Uma situação de violência doméstica alarmante e violação de domicílio foi registrada na noite de sexta-feira (20) na Rua Ismael Pinto Siqueira, Centro de Faxinal. A equipe policial foi acionada via COPOM com a informação de que um indivíduo estaria tentando invadir a residência de sua ex-convivente, que possui uma Medida Protetiva de Urgência em vigor contra ele.
Ao chegar no local, a equipe fez contato com a vítima, que relatou o terror que viveu. Seu ex-convivente havia pulado o portão da residência, em seguida, forçou as janelas e desferiu chutes violentos na porta da frente, tudo isso em uma tentativa clara de forçar a entrada na casa. Diante da situação de extremo perigo, a vítima começou a gritar por socorro. Os gritos alertaram uma vizinha, que também gritou, dizendo que chamaria a polícia. Foi nesse momento que o agressor, assustado, pulou o muro dos fundos da casa e evadiu-se correndo em direção a um terreno baldio.
De posse das características do suspeito – calça jeans e blusa marrom – a equipe policial iniciou buscas imediatas na região, contando com o apoio da Equipe Extra Jornada e do CPU. Após certo tempo de diligências, o autor foi localizado em uma rua paralela à da solicitante, a algumas quadras de distância. Ele apresentava visível cansaço físico, como se tivesse corrido exaustivamente, e sinais evidentes de embriaguez alcoólica. Foi dada voz de abordagem, prontamente acatada pelo autor. Em busca pessoal, nenhum ilícito foi encontrado. Questionado sobre o motivo de estar na residência da ex-convivente, o autor alegou, de forma descabida, que teria ido apenas para ver um cachorro que lhe pertenceria.

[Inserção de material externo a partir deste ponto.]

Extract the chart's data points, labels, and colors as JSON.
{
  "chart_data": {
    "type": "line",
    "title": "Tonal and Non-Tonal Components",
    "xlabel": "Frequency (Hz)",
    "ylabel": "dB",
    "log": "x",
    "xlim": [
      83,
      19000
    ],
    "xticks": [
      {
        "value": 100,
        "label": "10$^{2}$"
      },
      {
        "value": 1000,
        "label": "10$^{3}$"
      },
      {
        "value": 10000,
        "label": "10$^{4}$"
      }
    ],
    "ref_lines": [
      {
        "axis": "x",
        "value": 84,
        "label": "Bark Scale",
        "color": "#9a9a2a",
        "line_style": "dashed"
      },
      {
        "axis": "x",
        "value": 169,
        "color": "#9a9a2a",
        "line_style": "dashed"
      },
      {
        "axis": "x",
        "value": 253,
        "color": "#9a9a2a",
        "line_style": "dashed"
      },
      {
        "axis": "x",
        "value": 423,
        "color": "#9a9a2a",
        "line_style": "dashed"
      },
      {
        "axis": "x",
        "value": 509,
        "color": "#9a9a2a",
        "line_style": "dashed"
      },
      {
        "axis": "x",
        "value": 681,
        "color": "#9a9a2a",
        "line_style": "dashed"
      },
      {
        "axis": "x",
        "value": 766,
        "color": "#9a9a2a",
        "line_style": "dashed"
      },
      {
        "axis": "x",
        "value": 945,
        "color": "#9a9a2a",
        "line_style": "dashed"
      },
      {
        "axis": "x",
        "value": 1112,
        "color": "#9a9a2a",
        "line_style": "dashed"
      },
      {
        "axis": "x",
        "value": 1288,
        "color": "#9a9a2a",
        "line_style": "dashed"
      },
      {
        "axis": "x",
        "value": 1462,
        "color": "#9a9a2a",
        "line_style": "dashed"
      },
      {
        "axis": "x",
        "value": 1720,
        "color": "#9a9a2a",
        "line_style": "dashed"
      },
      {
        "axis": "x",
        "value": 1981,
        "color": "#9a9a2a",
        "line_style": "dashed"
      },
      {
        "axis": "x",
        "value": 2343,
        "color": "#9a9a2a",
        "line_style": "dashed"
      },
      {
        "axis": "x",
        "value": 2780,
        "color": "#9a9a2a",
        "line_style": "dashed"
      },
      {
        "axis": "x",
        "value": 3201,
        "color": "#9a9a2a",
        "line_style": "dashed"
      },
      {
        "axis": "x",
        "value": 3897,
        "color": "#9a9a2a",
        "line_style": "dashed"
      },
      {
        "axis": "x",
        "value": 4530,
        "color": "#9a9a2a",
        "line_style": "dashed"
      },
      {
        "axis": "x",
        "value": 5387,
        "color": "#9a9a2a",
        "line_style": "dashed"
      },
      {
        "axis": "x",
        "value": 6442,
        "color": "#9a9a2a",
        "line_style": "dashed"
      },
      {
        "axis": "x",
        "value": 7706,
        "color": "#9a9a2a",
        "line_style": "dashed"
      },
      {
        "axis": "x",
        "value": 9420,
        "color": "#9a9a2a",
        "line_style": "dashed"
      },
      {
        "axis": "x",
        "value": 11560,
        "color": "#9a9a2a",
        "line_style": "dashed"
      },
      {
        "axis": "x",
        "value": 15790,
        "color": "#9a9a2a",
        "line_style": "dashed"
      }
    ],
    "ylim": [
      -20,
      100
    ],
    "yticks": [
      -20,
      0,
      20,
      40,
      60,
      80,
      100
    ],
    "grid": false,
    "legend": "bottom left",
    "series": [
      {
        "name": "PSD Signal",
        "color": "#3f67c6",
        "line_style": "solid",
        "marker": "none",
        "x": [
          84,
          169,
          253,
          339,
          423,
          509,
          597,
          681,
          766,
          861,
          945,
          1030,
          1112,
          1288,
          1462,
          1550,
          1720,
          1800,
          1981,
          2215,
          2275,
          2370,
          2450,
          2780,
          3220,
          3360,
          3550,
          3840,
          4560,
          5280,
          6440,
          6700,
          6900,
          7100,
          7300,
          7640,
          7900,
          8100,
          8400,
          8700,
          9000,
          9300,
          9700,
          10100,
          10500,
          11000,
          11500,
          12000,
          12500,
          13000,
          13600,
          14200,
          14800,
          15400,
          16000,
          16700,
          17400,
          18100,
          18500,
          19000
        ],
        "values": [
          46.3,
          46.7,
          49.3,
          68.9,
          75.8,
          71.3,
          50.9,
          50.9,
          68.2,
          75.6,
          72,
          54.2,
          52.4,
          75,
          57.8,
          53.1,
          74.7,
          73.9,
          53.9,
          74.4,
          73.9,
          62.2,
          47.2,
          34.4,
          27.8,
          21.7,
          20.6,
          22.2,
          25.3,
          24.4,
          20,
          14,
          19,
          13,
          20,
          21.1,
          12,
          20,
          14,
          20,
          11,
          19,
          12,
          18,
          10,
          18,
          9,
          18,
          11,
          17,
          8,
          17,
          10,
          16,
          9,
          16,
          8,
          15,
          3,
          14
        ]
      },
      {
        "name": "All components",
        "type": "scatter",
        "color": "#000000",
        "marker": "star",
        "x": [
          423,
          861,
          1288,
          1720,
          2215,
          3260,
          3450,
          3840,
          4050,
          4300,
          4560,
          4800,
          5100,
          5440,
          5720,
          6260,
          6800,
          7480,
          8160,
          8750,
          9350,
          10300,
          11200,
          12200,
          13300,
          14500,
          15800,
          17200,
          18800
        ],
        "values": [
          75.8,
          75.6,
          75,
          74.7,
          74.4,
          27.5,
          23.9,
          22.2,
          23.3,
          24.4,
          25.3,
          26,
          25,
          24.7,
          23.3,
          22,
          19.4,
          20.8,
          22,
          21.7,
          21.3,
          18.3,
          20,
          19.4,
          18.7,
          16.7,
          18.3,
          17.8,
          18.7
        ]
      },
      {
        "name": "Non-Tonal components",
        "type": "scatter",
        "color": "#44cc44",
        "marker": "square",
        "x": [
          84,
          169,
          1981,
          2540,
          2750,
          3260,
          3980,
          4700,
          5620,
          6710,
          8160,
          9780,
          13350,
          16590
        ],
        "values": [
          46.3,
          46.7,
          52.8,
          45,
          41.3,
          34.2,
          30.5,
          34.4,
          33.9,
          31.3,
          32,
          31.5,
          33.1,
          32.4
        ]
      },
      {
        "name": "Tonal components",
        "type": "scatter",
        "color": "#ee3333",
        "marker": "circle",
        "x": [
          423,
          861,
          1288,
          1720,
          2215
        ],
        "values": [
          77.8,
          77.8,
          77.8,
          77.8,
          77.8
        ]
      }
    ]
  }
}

Na sequência, a equipe retornou à residência e colheu informações adicionais com a vítima, que confirmou a existência de três Medidas Protetivas de Urgência contra o agressor, impedindo-o de se aproximar dela. Embora os sistemas policiais não apresentassem um registro formal de ciência por parte do masculino sobre as medidas, o próprio agressor, em conversa com a equipe, afirmou ter ciência delas, alegando ter sido informado "de maneira informal". Ele inclusive foi capaz de relatar o período de vigência, dizendo que sabia que não poderia se aproximar da vítima entre o início e o final de 2025, o que coincide com as informações constantes nos registros do sistema.
Diante dos fatos, foi dada voz de prisão ao autor pelos crimes de violação de domicílio e, em tese, descumprimento de medida protetiva, com base na sua confissão espontânea de ciência informal. Em seguida, o detido foi encaminhado ao Hospital Municipal para a confecção de laudo de lesões corporais – ele possuía um corte na mão esquerda, que disse ter sido causado durante a fuga da residência da vítima – e, posteriormente, à 53ª Delegacia Regional de Polícia Civil, onde a ocorrência foi apresentada à autoridade policial de plantão para os procedimentos de polícia judiciária. O caso ressalta a importância das medidas protetivas e a gravidade de seu descumprimento, que coloca a vida das vítimas em risco.